I thought public universities weren't supposed to take political stands. Just saying your political opinions are "nondiscrimination policy" doesn't mean you're not taking a stand on political issues.
Then we get to the point where Rasmusen suggests firing the provost and asserting that she is a bigot for supporting IU's nondiscrimination policy.
How about replacing the Provost? Is it not clear that Indiana University students and faculty need to be protecgted [sic] from her bigoted actions?
As for the "lessons" Rasmusen purports to have learned from the experience, shockingly, none of them are that he should treat people with more respect. Most of them are about how to keep track of how awesome you are. My personal favorite is Number 12: Masturbate regularly with the memory of the verbal fellatio you have received from your fellow bigots.
12. Keep a list of encouraging emails, comments, tweets, and so forth. Look at it every once in a while, and show it to the public too (without identifying information that might compromise your supporters) to show how numerous and reasonable your supporters are.

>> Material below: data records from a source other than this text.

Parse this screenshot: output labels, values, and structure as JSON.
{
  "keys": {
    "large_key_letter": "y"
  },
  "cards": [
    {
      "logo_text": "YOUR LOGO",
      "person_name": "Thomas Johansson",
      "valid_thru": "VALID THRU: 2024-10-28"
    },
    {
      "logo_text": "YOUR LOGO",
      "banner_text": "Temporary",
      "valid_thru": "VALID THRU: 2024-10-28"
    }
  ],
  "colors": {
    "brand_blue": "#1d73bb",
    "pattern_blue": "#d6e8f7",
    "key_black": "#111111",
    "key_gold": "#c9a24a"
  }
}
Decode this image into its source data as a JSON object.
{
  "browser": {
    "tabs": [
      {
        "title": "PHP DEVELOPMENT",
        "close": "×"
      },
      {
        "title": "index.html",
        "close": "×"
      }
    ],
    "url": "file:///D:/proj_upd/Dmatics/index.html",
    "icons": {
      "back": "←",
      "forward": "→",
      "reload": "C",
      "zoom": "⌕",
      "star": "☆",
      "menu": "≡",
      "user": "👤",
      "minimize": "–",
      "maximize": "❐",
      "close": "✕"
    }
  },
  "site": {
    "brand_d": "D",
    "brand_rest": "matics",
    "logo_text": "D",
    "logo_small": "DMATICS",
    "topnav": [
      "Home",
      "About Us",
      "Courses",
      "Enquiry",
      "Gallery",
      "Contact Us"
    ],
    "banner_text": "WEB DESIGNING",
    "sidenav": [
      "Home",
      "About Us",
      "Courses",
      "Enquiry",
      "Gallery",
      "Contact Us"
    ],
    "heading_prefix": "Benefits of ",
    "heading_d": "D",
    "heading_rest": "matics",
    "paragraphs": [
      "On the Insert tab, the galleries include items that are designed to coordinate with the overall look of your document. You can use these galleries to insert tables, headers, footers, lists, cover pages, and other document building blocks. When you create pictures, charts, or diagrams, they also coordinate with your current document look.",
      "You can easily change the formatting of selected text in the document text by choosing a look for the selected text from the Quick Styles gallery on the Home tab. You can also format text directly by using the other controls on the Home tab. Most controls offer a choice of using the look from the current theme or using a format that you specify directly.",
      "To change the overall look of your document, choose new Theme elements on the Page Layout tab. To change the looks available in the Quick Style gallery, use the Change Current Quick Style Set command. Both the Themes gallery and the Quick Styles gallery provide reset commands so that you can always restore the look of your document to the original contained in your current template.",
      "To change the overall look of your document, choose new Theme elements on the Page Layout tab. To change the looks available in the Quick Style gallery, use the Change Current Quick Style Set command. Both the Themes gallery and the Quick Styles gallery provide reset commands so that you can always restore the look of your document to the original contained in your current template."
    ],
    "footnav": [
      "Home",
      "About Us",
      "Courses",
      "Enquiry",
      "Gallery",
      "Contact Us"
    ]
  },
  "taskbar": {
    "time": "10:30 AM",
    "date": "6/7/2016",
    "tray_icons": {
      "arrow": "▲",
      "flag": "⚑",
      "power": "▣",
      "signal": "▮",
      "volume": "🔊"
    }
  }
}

I wonder how many of those lovely supporters include slurs and Naziisms that Rasmusen neglected to post publicly.
What happens next?
Neglecting to punish Rasmusen now doesn't mean that the university won't take action if it receives evidence of Rasmusen's biases affecting his grading or other work decisions. (Which I assume it will.)
IU made it clear that they weren't declining to take action against Rasmusen because of his tenure, but because of the First Amendment.
"While the tenure matter keeps coming up, it's actually not something that keeps us from firing anyone," said Chuck Carney, a university spokesperson. "Tenured faculty can be fired. This is purely a protected speech matter, not a tenure matter."
And Robel's statement pretty clearly invites current and former students, faculty, and staff to report any prejudice they experienced at Professor Rasmusen's hands.
It's hard to believe that a man who writes things like what's quoted above doesn't let those views affect his actions. And if they do, I have a feeling Lauren Robel, Idie Kesner, and other IU administrators will be finding out about it real soon.
In the meantime, just cross your fingers that Trump and Pence don't find out about this fucker. They'd probably give him a damn medal.